Great programs are usually preceded by a number of successful pilot programs. The same goes for entrepreneurs. We need to do a lot more of these small little experiments. And, yes, you want four out of five of them to fail because you want to stress them to the point that they fail. What is the maximum price that the customer will pay? You don’t know that unless you keep jacking it up and up and up. We need to embrace experimentation and welcome failures to isolate why things failed. It’s the only way to find out what works.

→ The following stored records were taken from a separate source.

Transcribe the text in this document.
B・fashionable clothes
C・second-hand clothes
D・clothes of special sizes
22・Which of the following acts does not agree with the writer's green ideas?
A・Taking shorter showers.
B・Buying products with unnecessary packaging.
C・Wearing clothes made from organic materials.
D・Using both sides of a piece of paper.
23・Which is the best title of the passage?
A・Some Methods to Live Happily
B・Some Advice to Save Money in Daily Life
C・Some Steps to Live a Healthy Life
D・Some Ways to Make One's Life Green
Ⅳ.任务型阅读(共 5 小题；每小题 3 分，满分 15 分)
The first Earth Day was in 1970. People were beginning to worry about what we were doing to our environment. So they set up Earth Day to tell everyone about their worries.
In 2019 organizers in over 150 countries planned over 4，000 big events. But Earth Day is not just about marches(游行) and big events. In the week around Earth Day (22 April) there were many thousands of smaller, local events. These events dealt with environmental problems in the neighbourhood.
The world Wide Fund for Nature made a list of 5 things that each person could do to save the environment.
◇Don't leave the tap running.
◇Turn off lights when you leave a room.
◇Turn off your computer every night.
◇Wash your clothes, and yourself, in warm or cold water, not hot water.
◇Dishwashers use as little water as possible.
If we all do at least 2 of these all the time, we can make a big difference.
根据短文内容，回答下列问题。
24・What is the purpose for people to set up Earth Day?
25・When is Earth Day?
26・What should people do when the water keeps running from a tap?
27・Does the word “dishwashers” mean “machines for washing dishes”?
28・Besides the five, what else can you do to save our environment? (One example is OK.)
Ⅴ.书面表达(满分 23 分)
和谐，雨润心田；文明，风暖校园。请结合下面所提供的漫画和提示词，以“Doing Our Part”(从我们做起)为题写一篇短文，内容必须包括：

Value isn’t determined by how much you put in.
Value gets attributed by investors, competitors and acquirers. Early on, that value gets attributed based on market potential rather than intrinsic value. Over time, the balance shifts towards intrinsic value. Typically, early stage companies get over-valued, then they experience a slow decline in value until the time they begin to break-even from a cash-flow perspective. Unfortunately, the down rounds are usually inhabited by venture capitals. This is where we have a disconnect between the expectations of entrepreneurs and VCs. The VC is viewed as a rape and pillager.

It’s who you know.
The biggest single determinate of how effectively a promising business grows is the strength of the networks connected to the management, the board and the investors. It comes down to how well you are able to marshal those resources and punch above your weight.

Clusters work.
Why do all the watchmaker companies cluster in Switzerland? Why do all the car companies cluster in Detroit? Why do all the software professionals cluster in Seattle or Silicon Valley? It comes down to how people recycle experience and expertise. Australia will always be at a bit of a disadvantage due to geography. But we do have deep, global skillsets in the areas of mining (and related services) and healthcare. We have the ability to farm and recycle that expertise on a global scale.

A question of character.
I’ve been known to back out of an investment deal if the head entrepreneur seems inclined to put self-interest ahead of the welfare of the group. That is a character flaw that I consider fatal. I could not get into a space capsule with a person for a five year voyage if I thought that they would put personal welfare ahead of the welfare of the mission.

Keep it simple… and act.
I’m a proponent of trying to keep things simple, succinct and specific. At the end of the day it’s actions that make it happen, not rhetoric or good intentions.